On January 29, 2020, the amendment to Article 31(3) of the Korean Commercial Code became effective, specifying what listed companies must include in its notification to shareholders when convening an annual meeting for the purpose of appointing directors and auditors (or audit committee members).
Specifically, listed companies must include in its notification the following eligibility information:
i. Whether any director or auditor (or audit committee members) candidate has been given a delinquency disposition under the National Tax Collection Act or Local Tax Act within five years from the date of general shareholders meeting;
ii. Whether any company, in which any director or auditor (or audit committee members) candidate has worked within the last five years from the date of the general shareholders meeting, applied for rehabilitation or insolvency procedures as per the Debtor Rehabilitation and Bankruptcy Act; and
iii. Any reason for disqualification to be a director or an auditor (or audit committee members), such as grounds for employment restriction, etc. (collectively, “Eligibility Information”).
Further, the amended Commercial Code requires that the above three Eligibility Information must be stated in accordance with the below table format on the meeting agenda when notifying shareholders of the general shareholders meeting for the appointment of directors, auditors, and audit committee members.
However, depending on the specific issues of the company, determining what information is applicable to such Eligibility Information (upon notice of convening general shareholders meetings) may be difficult.

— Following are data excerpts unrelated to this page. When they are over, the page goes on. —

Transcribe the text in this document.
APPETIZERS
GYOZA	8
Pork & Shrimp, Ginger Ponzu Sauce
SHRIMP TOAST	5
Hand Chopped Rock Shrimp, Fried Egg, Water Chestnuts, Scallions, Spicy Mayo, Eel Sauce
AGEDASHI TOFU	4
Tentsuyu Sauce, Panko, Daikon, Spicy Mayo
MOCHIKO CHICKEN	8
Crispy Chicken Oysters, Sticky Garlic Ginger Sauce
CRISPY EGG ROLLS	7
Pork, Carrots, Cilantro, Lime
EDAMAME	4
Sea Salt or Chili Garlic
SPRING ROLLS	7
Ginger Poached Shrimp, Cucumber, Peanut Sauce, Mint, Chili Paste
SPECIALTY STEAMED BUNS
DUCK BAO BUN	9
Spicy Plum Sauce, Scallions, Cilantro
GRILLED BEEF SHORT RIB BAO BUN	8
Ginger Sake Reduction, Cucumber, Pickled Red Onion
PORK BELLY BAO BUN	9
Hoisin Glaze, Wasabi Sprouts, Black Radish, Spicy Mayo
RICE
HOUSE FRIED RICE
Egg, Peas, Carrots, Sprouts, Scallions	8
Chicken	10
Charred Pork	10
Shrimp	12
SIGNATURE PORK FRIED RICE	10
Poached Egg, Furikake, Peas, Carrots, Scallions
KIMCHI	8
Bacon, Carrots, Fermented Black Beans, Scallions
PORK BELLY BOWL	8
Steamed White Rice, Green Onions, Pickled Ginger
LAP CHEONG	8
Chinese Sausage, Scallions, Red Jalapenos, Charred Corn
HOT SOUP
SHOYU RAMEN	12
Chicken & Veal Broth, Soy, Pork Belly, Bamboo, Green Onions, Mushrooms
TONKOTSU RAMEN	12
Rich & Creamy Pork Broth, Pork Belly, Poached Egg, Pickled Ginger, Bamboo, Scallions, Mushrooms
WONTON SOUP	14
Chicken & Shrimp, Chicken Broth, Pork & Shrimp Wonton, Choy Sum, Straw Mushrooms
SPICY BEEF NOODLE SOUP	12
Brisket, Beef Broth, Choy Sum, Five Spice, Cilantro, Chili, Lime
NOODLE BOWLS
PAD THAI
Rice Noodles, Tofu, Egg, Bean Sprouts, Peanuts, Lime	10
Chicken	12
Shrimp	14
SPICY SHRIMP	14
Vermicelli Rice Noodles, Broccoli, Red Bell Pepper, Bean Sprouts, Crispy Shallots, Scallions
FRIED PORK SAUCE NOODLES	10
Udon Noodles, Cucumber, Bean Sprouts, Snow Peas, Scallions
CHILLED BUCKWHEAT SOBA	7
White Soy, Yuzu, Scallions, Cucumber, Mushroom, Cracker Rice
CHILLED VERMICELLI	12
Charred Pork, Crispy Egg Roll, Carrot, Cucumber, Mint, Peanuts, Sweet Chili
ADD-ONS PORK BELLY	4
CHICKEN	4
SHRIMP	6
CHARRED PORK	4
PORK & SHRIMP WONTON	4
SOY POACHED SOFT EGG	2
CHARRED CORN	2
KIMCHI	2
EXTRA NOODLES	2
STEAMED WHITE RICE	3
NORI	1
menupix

Thus, we believe it would be prudent to pay close attention to several factors, including the below:
1. If any candidate is in default, but has not been given a delinquency disposition within the last five years from the date of the general shareholders meeting;
2. If any company, in which any candidate has worked within the last five years from the date of the general shareholders meeting, has been in rehabilitation or insolvency procedures after any such candidate has retired; or
3. If any data to verify factual grounds to determine whether to disqualify any outside director, auditor or audit committee member is insufficient or legally unclear .
In above examples, if the notice merely states the disqualified candidate(s) without sufficient review or explanation, controversy may arise regarding the authenticity of such eligibility information. Further, the validity of the appointment of any such candidate(s) may be contested through litigations to revoke the relevant resolution of the general shareholders meeting.

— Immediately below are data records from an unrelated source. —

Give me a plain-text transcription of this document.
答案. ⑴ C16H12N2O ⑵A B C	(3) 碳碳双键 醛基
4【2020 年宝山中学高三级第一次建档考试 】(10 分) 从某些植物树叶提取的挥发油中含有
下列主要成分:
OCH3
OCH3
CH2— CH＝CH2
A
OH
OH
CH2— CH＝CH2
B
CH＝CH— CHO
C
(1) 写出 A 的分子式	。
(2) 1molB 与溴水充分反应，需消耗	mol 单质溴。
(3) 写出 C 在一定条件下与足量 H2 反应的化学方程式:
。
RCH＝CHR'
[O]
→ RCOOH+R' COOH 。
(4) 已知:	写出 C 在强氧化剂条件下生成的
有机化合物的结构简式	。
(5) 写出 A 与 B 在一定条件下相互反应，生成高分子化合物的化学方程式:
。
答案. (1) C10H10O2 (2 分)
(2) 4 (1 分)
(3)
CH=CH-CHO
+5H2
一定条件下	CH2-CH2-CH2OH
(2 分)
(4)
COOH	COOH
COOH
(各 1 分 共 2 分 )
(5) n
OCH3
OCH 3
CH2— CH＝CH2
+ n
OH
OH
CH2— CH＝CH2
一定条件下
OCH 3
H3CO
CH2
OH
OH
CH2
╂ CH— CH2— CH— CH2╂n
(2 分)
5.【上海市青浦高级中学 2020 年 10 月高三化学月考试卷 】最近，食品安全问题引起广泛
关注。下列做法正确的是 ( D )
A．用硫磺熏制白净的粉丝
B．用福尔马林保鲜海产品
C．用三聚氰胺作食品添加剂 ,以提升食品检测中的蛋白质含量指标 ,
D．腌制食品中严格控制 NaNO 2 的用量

Given the above, it is essential for listed companies to verify documentary evidence, in addition to candidates’ statement or certificate, and to confirm the authenticity of such a statement or certificate prior to stating any Eligibility Information with the notice for convening general shareholders meetings.
Also, any controversial factual grounds or legal judgment must also be stated along with the Eligibility Information to avoid any potential dispute in the future.
Through a series of amendments to relevant laws in Korea, the above requirements are part of a recent trend to strengthen the requirements for outside directors of listed companies, both in terms of qualifications and requirements for greater information about them.